Why is oil so buoyant? First, market participants don’t seem to be fearful of the impact on omicron on economic activities, expecting the ongoing disruption to be highly temporary. Second, a big call of last year, that US Shale oil producers will ramp up investment and supply to take advantage of rising prices, has not yet worked out. It appears that many US Shale producers are busy repairing their highly leveraged balance sheets and providing returns to their shareholders than boosting production in the near term.
But supply is not going to be inelastic this year. As per latest report of the International Energy Agency, crude production by Brazil, Canada, and the US would reach record levels this year, lifting overall non-OPEC+ output by 1.8mn barrels/day. The IEA also expects Russia and Saudi Arabia to hit records if remaining OPEC+ cuts are fully unwound. This would imply that global supply would soar by 6.4mn barrels/day this year, comfortably matching or exceeding the increase in projected global demand, even as it returns to pre-pandemic levels. Additionally, global refinery output is expected to jump substantially this year as idle capacity is restored, which reinforces the scenario of well-balanced market fundamentals.
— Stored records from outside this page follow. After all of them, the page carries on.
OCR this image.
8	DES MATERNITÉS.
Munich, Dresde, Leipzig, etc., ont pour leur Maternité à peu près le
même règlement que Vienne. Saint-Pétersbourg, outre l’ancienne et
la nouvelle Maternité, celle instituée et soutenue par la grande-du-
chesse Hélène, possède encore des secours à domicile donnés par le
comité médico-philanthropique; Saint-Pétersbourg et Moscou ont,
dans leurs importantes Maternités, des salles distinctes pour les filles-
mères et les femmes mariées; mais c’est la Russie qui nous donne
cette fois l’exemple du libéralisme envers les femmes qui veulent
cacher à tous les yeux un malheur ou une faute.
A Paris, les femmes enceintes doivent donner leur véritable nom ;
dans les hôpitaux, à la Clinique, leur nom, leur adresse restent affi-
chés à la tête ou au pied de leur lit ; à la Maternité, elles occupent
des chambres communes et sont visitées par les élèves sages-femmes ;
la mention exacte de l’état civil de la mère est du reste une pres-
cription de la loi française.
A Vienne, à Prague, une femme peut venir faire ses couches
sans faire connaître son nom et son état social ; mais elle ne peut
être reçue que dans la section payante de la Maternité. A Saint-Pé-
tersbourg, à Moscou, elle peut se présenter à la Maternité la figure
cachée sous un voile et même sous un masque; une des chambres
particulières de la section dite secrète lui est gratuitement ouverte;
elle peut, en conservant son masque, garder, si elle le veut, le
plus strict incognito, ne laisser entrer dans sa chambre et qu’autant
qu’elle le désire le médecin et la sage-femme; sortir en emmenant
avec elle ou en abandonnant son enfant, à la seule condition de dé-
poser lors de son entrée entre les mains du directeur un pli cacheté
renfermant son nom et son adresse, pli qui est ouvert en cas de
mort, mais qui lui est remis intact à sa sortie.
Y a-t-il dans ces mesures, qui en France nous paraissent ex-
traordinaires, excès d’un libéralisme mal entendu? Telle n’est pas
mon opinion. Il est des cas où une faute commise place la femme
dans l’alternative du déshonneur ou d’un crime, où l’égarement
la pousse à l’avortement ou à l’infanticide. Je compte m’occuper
Inventories had fallen sharply in 2021, which fuelled bullish sentiments. But that dynamic is likely to be reversed due to a coordinated response by China, India, South Korea, Japan the UK, and the US to release strategic petroleum reserves to the market. We expect to this play out during the course of the year, which ought to cool market sentiments.
How could this not work out? The ongoing conflict between Russia and the West over Ukraine certainly does not help matters, as it clouds Europe’s energy security. Supply side response could be slower than expected, China’s policy easing could cause a spike in fuel demand from its massive industrial sector, and tension over Iran could spill over on to the spot and future markets. But assuming these risks will be worked out, we think the risk of oil contributing to the bulk of global inflation is unlikely this year.